ヒロインなつが、漫画動画会社に入って最初に参加した作品が、長編まんが映画の『白蛇姫』だった(55話/6月3日)。

これは東映の『白蛇伝』である。昭和33年の作品なので、私は見ていない。でもタイトルと絵を見た瞬間に、あ、白蛇伝、と反射的にタイトルが出てきた。それに見ていて、なぜか、とても懐かしく感じる。ひょっとして一部を見ていたのか、もしくは東映の似たような作品から連想したのかもしれない。日本の長編アニメ作品第一作ということで、有名な作品でもある。

次になつが参加した作品は『わんぱく牛若丸』である(78話/6月29日)。

これは何の作品か、すぐには想像できなかった。おそらく制作側も特定してないとおもわれる。

東映動画は『白蛇伝』のあとは『猿飛佐助』を制作し、続いて『西遊記』『安寿と厨子王』を作った。日本人がまだ映画館で映画をたくさん見ていた時代である。

西遊記や、安寿と厨子王には何となく記憶があるが、はたして長編アニメ映画として見たのかどうかの記憶は曖昧である。

そのあとの東映作品は『シンドバッドの冒険』『わんぱく王子の大蛇退治』『わんわん忠臣蔵』となる。シンドバッドは見たような気がするし(同名の他作品である可能性もけっこうある)、『わんわん忠臣蔵』はタイトルごと強烈に覚えている。まだ私は小学校に入る前である。

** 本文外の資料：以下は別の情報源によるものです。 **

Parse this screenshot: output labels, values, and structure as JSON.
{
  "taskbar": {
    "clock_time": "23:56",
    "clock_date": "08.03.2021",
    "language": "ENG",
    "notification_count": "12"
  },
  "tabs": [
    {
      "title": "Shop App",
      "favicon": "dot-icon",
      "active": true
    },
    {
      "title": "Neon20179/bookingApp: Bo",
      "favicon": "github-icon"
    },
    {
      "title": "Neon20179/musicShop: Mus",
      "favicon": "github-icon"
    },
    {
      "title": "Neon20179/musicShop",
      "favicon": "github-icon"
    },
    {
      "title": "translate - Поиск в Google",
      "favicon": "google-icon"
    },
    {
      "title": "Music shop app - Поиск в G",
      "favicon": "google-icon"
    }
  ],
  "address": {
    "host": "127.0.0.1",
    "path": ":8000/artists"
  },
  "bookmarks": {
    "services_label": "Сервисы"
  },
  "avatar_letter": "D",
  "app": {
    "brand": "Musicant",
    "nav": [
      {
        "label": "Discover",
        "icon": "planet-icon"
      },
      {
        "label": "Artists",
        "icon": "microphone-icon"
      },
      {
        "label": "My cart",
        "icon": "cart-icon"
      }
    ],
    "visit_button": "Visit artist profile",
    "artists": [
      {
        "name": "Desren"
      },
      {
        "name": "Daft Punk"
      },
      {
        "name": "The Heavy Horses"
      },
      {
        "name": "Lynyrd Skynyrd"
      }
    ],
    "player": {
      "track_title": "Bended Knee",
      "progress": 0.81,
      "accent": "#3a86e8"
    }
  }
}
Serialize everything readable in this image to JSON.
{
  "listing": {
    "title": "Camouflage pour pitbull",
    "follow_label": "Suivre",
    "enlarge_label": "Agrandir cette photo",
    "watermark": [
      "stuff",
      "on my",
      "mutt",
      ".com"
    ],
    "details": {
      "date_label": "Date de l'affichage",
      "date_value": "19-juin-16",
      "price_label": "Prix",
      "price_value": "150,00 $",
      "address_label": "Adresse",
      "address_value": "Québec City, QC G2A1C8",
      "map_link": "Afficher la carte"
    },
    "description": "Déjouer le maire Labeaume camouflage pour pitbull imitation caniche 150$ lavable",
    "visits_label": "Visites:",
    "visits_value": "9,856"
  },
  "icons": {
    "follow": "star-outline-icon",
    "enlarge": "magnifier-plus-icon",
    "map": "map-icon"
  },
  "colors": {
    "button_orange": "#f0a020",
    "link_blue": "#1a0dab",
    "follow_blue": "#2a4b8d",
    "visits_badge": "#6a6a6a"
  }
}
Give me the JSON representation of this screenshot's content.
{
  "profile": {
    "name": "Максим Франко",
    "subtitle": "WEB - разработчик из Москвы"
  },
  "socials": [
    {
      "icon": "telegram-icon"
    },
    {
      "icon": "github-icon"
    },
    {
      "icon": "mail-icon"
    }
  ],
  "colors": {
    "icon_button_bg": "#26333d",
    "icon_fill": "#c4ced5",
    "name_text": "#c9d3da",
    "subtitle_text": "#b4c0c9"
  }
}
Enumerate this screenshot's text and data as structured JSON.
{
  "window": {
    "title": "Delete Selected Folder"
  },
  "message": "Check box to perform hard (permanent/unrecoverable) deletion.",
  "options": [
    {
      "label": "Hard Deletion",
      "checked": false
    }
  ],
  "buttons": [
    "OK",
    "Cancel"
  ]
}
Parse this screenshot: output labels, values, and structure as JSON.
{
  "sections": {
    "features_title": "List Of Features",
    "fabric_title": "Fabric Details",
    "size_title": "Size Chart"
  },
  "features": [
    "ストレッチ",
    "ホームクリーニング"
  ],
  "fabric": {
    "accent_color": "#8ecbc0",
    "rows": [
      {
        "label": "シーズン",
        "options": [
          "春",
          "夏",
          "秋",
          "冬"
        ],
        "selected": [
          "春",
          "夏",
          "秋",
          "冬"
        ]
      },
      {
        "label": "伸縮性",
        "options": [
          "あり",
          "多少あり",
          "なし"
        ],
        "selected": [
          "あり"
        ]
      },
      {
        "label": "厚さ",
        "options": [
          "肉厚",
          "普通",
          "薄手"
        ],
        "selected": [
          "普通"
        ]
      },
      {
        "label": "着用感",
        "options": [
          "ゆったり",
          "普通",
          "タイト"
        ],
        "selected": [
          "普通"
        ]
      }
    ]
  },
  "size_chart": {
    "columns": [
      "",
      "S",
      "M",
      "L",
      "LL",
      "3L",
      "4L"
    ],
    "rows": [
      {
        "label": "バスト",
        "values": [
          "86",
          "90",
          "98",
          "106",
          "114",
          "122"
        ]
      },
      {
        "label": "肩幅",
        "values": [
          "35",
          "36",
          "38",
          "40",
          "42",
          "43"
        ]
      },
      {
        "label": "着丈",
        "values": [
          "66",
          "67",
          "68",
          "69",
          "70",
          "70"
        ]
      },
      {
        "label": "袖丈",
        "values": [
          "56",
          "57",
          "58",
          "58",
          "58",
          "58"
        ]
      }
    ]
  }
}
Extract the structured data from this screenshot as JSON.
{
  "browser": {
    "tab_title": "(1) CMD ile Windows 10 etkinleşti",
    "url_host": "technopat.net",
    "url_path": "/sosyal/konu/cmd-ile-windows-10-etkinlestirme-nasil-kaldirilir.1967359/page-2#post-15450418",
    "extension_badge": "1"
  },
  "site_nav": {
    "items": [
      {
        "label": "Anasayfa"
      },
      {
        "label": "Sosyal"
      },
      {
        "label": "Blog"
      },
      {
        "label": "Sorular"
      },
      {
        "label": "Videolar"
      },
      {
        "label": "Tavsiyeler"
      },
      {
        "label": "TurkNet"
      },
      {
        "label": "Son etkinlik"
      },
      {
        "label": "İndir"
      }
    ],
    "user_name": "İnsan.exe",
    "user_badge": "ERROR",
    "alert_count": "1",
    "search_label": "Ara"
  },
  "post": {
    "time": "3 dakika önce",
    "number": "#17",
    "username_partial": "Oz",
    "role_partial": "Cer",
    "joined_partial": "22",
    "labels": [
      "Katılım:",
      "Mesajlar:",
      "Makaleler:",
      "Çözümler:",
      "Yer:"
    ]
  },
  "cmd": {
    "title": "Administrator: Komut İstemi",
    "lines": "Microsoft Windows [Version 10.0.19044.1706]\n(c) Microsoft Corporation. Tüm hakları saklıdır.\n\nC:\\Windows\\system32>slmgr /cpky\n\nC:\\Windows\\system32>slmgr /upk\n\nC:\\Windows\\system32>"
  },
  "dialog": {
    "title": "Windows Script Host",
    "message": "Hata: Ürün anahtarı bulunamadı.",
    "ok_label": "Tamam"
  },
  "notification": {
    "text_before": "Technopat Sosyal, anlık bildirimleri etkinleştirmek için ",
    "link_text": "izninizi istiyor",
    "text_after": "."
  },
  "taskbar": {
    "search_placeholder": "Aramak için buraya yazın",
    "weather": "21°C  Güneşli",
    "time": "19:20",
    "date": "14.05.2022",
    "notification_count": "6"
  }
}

ただ『わんぱく王子の大蛇退治』は覚えてない。大蛇をオロチと読ませて、そんなタイトルを幼稚園児が覚えるのは無理である(オロオロ王子のオロチ退治、くらいにしてくれれば覚えられたとおもう)。

 

ただスサノオのヤマタノオロチ退治の話だと聞くと、あ、という気分になる。なんか見たかも、という反応である。親に連れていってもらった可能性がある。

この時期の東映アニメには、「日本のもの」という印象が強い。

神話のスサノオ、古代の安寿と厨子王、戦国期の猿飛佐助、元禄時代の事件をもとにした忠臣蔵(ただ『わんわん忠臣蔵』は現代が舞台の犬の物語だけど)など、すべて日本題材である。

『なつぞら』の『わんぱく牛若丸』というアニメは、そのころの東映動画のいくつかの日本アニメイメージを混ぜたものだとおもう。作画部に入った主人公のいろんな悩みが反映された作品になっていた。

そのあとなつが参加した映画はポスターだけで何となく紹介されるにとどまった。
『どうぶつ三国志』(78話/6月29日)、『真田十勇士』『わんこう浪士』(97話/7月22日)などである(テレビ画面を静止して、山口智子の店に貼ってあるポスターからタイトルを読み取った)。
当時のいくつもの東映動画を適当に混ぜたタイトルだとおもわれる。